How Reliable are ADP and ISM for Predicting Payrolls?

With tensions between Ukraine and Russia easing further this morning, investors have been able to turn their focus to Friday’s non-farm payrolls report. After 2 months of subpar payroll growth, the Federal Reserve desperately needs a strong month of job growth to justify continuing their current pace of tapering. Unfortunately based on other labor market indicators released this morning, there’s a reasonable chance that job growth will fall short of expectations for the third month in a row. But the main question to ask is how reliable are the ADP and non-manufacturing ISM reports in predicting payrolls.

According to ADP, U.S. companies added only 139k jobs in the month of February down from a revises 127k. ADP has always struggled to match NFPs and the fact that the number was revised down to 127k from an initial estimate of 175k in January shows how unreliable the report can be. As shown in the chart below, over the past 7 months, ADP overestimated private payrolls 6 times but if you widen the sample to over the past year, it only overestimated it 7 out of the past 12 months or 58% of the time. In other words, ADP can just as easily overstate as understate payroll growth but on average it misses the mark by 50k.

Since the U.S. is a service-based economy, traditionally the employment component of the non-manufacturing ISM report is the market’s favorite leading indicator for non-farm payrolls.
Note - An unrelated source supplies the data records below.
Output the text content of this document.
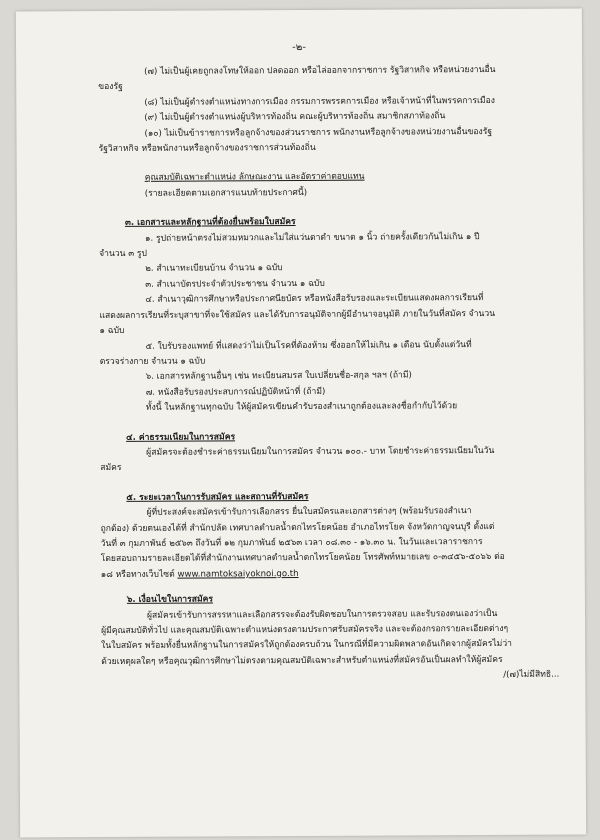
-๒-

(๗) ไม่เป็นผู้เคยถูกลงโทษให้ออก ปลดออก หรือไล่ออกจากราชการ รัฐวิสาหกิจ หรือหน่วยงานอื่น

ของรัฐ

(๘) ไม่เป็นผู้ดำรงตำแหน่งทางการเมือง กรรมการพรรคการเมือง หรือเจ้าหน้าที่ในพรรคการเมือง

(๙) ไม่เป็นผู้ดำรงตำแหน่งผู้บริหารท้องถิ่น คณะผู้บริหารท้องถิ่น สมาชิกสภาท้องถิ่น

(๑๐) ไม่เป็นข้าราชการหรือลูกจ้างของส่วนราชการ พนักงานหรือลูกจ้างของหน่วยงานอื่นของรัฐ

รัฐวิสาหกิจ หรือพนักงานหรือลูกจ้างของราชการส่วนท้องถิ่น

คุณสมบัติเฉพาะตำแหน่ง ลักษณะงาน และอัตราค่าตอบแทน

(รายละเอียดตามเอกสารแนบท้ายประกาศนี้)

๓. เอกสารและหลักฐานที่ต้องยื่นพร้อมใบสมัคร

๑. รูปถ่ายหน้าตรงไม่สวมหมวกและไม่ใส่แว่นตาดำ ขนาด ๑ นิ้ว ถ่ายครั้งเดียวกันไม่เกิน ๑ ปี

จำนวน ๓ รูป

๒. สำเนาทะเบียนบ้าน จำนวน ๑ ฉบับ

๓. สำเนาบัตรประจำตัวประชาชน จำนวน ๑ ฉบับ

๔. สำเนาวุฒิการศึกษาหรือประกาศนียบัตร หรือหนังสือรับรองและระเบียนแสดงผลการเรียนที่

แสดงผลการเรียนที่ระบุสาขาที่จะใช้สมัคร และได้รับการอนุมัติจากผู้มีอำนาจอนุมัติ ภายในวันที่สมัคร จำนวน

๑ ฉบับ

๕. ใบรับรองแพทย์ ที่แสดงว่าไม่เป็นโรคที่ต้องห้าม ซึ่งออกให้ไม่เกิน ๑ เดือน นับตั้งแต่วันที่

ตรวจร่างกาย จำนวน ๑ ฉบับ

๖. เอกสารหลักฐานอื่นๆ เช่น ทะเบียนสมรส ใบเปลี่ยนชื่อ-สกุล ฯลฯ (ถ้ามี)

๗. หนังสือรับรองประสบการณ์ปฏิบัติหน้าที่ (ถ้ามี)

ทั้งนี้ ในหลักฐานทุกฉบับ ให้ผู้สมัครเขียนคำรับรองสำเนาถูกต้องและลงชื่อกำกับไว้ด้วย

๔. ค่าธรรมเนียมในการสมัคร

ผู้สมัครจะต้องชำระค่าธรรมเนียมในการสมัคร จำนวน ๑๐๐.- บาท โดยชำระค่าธรรมเนียมในวัน

สมัคร

๕. ระยะเวลาในการรับสมัคร และสถานที่รับสมัคร

ผู้ที่ประสงค์จะสมัครเข้ารับการเลือกสรร ยื่นใบสมัครและเอกสารต่างๆ (พร้อมรับรองสำเนา

ถูกต้อง) ด้วยตนเองได้ที่ สำนักปลัด เทศบาลตำบลน้ำตกไทรโยคน้อย อำเภอไทรโยค จังหวัดกาญจนบุรี ตั้งแต่

วันที่ ๓ กุมภาพันธ์ ๒๕๖๓ ถึงวันที่ ๑๒ กุมภาพันธ์ ๒๕๖๓ เวลา ๐๘.๓๐ - ๑๖.๓๐ น. ในวันและเวลาราชการ

โดยสอบถามรายละเอียดได้ที่สำนักงานเทศบาลตำบลน้ำตกไทรโยคน้อย โทรศัพท์หมายเลข ๐-๓๔๕๖-๕๐๖๖ ต่อ

๑๘ หรือทางเว็บไซต์ www.namtoksaiyoknoi.go.th

๖. เงื่อนไขในการสมัคร

ผู้สมัครเข้ารับการสรรหาและเลือกสรรจะต้องรับผิดชอบในการตรวจสอบ และรับรองตนเองว่าเป็น

ผู้มีคุณสมบัติทั่วไป และคุณสมบัติเฉพาะตำแหน่งตรงตามประกาศรับสมัครจริง และจะต้องกรอกรายละเอียดต่างๆ

ในใบสมัคร พร้อมทั้งยื่นหลักฐานในการสมัครให้ถูกต้องครบถ้วน ในกรณีที่มีความผิดพลาดอันเกิดจากผู้สมัครไม่ว่า

ด้วยเหตุผลใดๆ หรือคุณวุฒิการศึกษาไม่ตรงตามคุณสมบัติเฉพาะสำหรับตำแหน่งที่สมัครอันเป็นผลทำให้ผู้สมัคร

/(๗)ไม่มีสิทธิ...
This month, not only did the service sector expand at its slowest pace since February 2010 but the employment component of the report dropped to its lowest level since March 2010. This was also the first time that jobs contracted in over 2 years. However the last time the employment component was this weak, non-farm payroll growth was relatively strong – payrolls rose 156k in March 2010 after falling 50k the previous month. In November 2011, when the employment component of ISM services last contracted, non-farm payrolls rose 164k. As shown in the chart below, over the past 8 months, the directional change in the employment component accurately forecasted the directional change in payrolls 75% of the time. However if we expand the sample to 12 months, the accuracy rate drops to 58%. On an even longer sample set, the non-manufacturing ISM is still a reliable guide for payrolls. Yet while we continue to believe that payrolls could fall short of expectations this Friday, it is important to realize that the leading indicators for NFPs can miss the mark as well. The Federal Reserve is certainly hoping that this will be case as they want to continue tapering asset purchases at their current pace.